March 1, 2022

Download PDF Prayer Card here

Downloadable Prayer Card (jpeg) for Ukraine & Russia here

Everything that has happened with Ukraine and Russia over the last week has felt heavy, and honestly, too challenging to discuss with my children. Where do I start? What do I really know? And what do I share and what do I not? But I am committed to having these challenging conversations with my children because I believe it shapes their worldview, prepares them to be critical thinkers, and informs their faith in God. Read my tips for why and how to have a discerning conversation with your children in age-appropriate and biblical ways here.

The Israelites were not unfamiliar with war. They were not unfamiliar with being the aggressor and not unfamiliar with being the victim in a conflict. From our vantage point in history, through the Bible, we know that God was using those Old Testament conflicts for His purposes. And that gives us peace, because we know who God is. Likewise, when a war breaks out in our modern-day history, we can take comfort in reminding ourselves that the same God is on the throne and in control. Yet, so often, we want to know the reason now, we want to know what God’s purpose is in it before history has even been written. In our humanity, we want to believe that the bloodshed, the destruction, and the loss of life and livelihoods has a purpose. But, we likely won’t know God’s purpose in it on this side of heaven. So, what should we do?
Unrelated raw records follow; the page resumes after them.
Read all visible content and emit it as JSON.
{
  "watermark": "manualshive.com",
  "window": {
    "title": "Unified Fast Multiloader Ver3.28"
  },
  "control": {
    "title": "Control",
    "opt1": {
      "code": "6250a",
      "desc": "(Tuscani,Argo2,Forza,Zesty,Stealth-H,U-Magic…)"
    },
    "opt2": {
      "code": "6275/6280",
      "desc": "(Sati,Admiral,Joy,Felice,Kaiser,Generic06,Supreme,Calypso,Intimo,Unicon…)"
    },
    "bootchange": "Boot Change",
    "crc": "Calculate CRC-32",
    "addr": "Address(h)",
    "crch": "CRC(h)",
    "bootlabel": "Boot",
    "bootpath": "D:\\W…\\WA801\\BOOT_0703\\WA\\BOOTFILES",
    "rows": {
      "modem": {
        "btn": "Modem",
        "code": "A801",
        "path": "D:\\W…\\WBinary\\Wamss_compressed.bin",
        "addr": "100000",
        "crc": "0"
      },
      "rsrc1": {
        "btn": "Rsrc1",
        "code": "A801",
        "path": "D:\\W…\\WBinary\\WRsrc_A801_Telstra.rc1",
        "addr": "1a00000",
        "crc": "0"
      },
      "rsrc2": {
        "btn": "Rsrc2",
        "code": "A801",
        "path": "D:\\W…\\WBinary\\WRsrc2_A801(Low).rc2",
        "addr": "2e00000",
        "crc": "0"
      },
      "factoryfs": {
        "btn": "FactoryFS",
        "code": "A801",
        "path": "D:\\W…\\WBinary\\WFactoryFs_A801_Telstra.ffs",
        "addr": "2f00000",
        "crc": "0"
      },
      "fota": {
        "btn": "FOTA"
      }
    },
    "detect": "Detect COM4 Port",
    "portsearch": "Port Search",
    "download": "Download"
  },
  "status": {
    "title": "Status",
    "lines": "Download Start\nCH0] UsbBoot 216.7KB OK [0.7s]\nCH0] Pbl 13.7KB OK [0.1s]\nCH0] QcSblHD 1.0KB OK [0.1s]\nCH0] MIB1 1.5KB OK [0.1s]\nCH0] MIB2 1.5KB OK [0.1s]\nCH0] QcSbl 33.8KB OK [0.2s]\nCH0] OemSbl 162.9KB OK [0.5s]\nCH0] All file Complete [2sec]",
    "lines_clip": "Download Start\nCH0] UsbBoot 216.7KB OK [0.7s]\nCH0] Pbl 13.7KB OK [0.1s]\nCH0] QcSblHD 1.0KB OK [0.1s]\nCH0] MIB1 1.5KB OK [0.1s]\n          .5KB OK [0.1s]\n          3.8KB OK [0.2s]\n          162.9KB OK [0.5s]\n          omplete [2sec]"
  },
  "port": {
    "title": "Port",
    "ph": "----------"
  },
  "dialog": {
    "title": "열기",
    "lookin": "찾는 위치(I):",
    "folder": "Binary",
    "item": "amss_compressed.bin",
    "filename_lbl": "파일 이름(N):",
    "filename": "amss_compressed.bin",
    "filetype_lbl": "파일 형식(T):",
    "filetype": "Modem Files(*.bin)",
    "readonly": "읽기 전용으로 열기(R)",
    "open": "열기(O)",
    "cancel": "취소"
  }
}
  • We can remind ourselves of who God is: His character, His attributes, His nature.
  • We can remind ourselves of what God has done: in the past, in our lives, in our world.
  • We can remind ourselves of how God works: through sinful people, yet perfectly accomplishing His purpose.

As you talk to your children about what is happening between Russia and Ukraine, be sure to not focus on fear but on what we do know about God. And how God wants us to respond.

The Psalms can really help us know how to pray for our believing brothers and sisters in the Ukraine who are facing fear and uncertainty about their country’s future. Psalm 91 has been known in history as “the Soldier’s Psalm” so as your family gathers to pray for the conflict in Ukraine, open up to Psalm 91 and read it as you pray together.

  • Pray for the believers in Ukraine who don’t know what to do and are afraid for their lives. May they “abide in the shadow of the Almighty” in Psalm 91:1-2, and say “My refuge and my fortress, my God, in whom I trust.” May they remember who holds their lives in the palm of His hand.
  • Pray for protection over the women and children in Ukraine, whose lives are in danger. May they turn to the God who loves them and wants to protect them like a mother bird. Pray Psalm 91:4 for them: “[that] He will cover [them] with his pinions, and under his wings [they] will find refuge; [may] his faithfulness [be] a shield and buckler.”
  • Pray for the hearts of both Ukrainians and Russians to stand firm in God in the face of so much fear and uncertainty. Pray Psalm 91:5-7 that even when “terrors, arrows, pestilences, and plagues” come, they will be able to say, “I will not fear!”
  • Pray for God’s Truth to be preached even more boldly as people search for real, lasting peace and hope amidst the conflict. May the love of Jesus still go out. Ukraine has been considered a largely Christian nation (72% of the population), so pray that they would “make the Most High [their] dwelling…[and] refuge” (Psalm 91:9) and trust that He is in control.
  • Pray for the governments of both Russia and Ukraine (and the whole world watching!) to come to a peaceful agreement. Pray for an end to the violence. Pray for safety. Pray for justice. But, ultimately, ask God for His will to be done: “[for them to] call upon [Him]…that [God] will be with [them] in trouble.” (Psalm 91:15).

Don’t forget to end in worship! May I recommend Speak to the Mountains by Chris McClarney as you finish?